TCI News

TCIG not engaging with FortisTCI? The electricity company issues statement, shares S&P report

#Providenciales, Turks and Caicos Islands – Thursday October 4, 2018 – A statement from FortisTCI overnight points to weak communication from the Government and Governor with the country’s sole electricity supplier on the vital matter of a possible electricity rate increase.

FortisTCI explains that it was as early as August that the company requested an independent expert to review its application and in a media release on Wednesday night revealed, “Neither the Governor nor the Government engaged FortisTCI in any discussions on the application. Without further comments from His Excellency, FortisTCI received his Notice refusing the application on August 17, 2018. Given the significant body of supportive information before him (including the substantial application, the S&P Report, and the Castalia Report), the company did expect some level of engagement.” 

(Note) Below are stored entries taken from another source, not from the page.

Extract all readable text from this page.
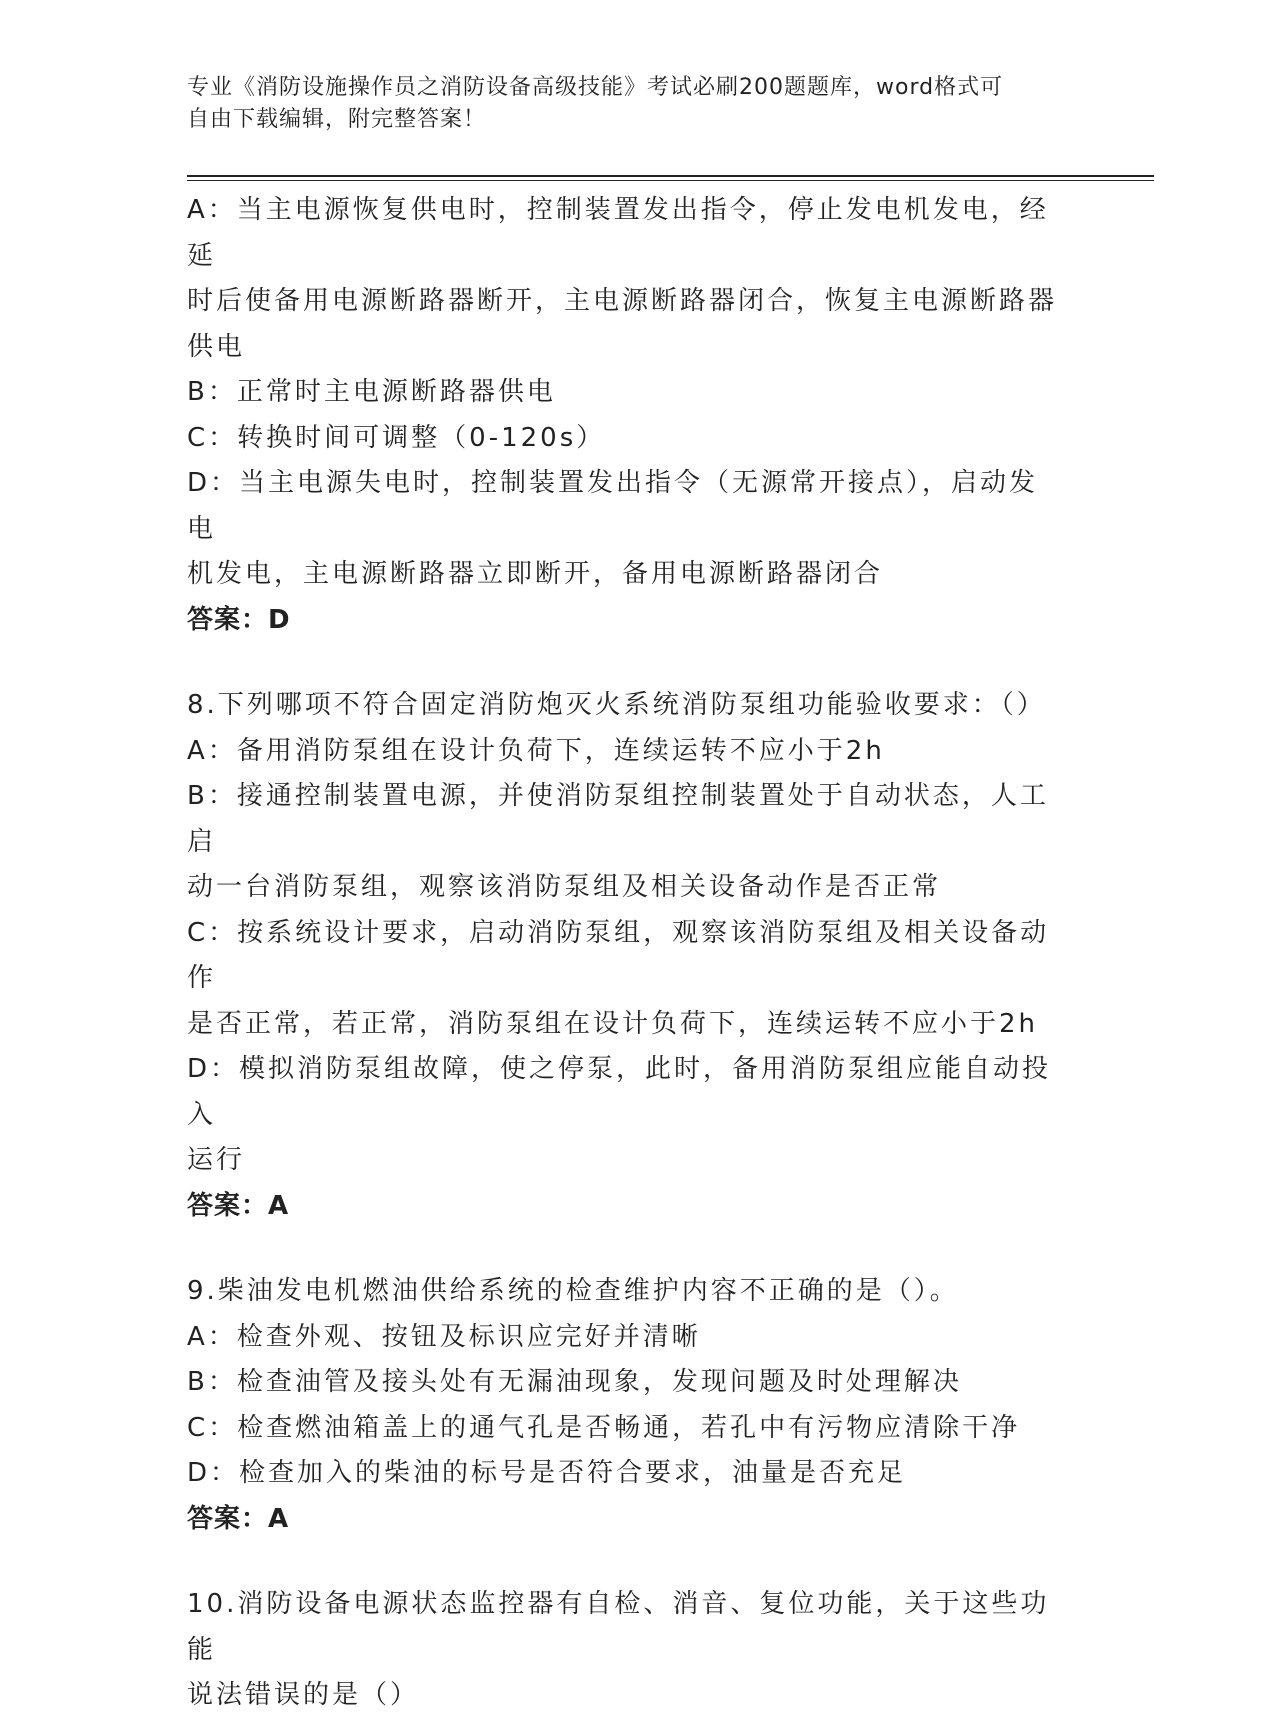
专业《消防设施操作员之消防设备高级技能》考试必刷200题题库，word格式可
自由下载编辑，附完整答案！
A：当主电源恢复供电时，控制装置发出指令，停止发电机发电，经延
时后使备用电源断路器断开，主电源断路器闭合，恢复主电源断路器
供电
B：正常时主电源断路器供电
C：转换时间可调整（0-120s）
D：当主电源失电时，控制装置发出指令（无源常开接点），启动发电
机发电，主电源断路器立即断开，备用电源断路器闭合
答案：D
8.下列哪项不符合固定消防炮灭火系统消防泵组功能验收要求：（）
A：备用消防泵组在设计负荷下，连续运转不应小于2h
B：接通控制装置电源，并使消防泵组控制装置处于自动状态，人工启
动一台消防泵组，观察该消防泵组及相关设备动作是否正常
C：按系统设计要求，启动消防泵组，观察该消防泵组及相关设备动作
是否正常，若正常，消防泵组在设计负荷下，连续运转不应小于2h
D：模拟消防泵组故障，使之停泵，此时，备用消防泵组应能自动投入
运行
答案：A
9.柴油发电机燃油供给系统的检查维护内容不正确的是（）。
A：检查外观、按钮及标识应完好并清晰
B：检查油管及接头处有无漏油现象，发现问题及时处理解决
C：检查燃油箱盖上的通气孔是否畅通，若孔中有污物应清除干净
D：检查加入的柴油的标号是否符合要求，油量是否充足
答案：A
10.消防设备电源状态监控器有自检、消音、复位功能，关于这些功能
说法错误的是（）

FortisTCI maintains that the company’s rate variation application included detailed information and an exhaustive report which explained the rationale for the rate increase request.  The S&P Report exposed negative outlook for FortisTCI, downgrading the company from stable to negative after FortisTCI spent $32 million on hurricane restoration in 2017. 

The negative outlook is forecast into 2020 and FortisTCI, projects that despite reducing dividends to its parent company, not getting the rate increase will cause the power supplier to continue to be in poor financial health.

Now that an independent expert is approved by the Governor for review of the increase application, FortisTCI says it is looking forward to the next phase of the process.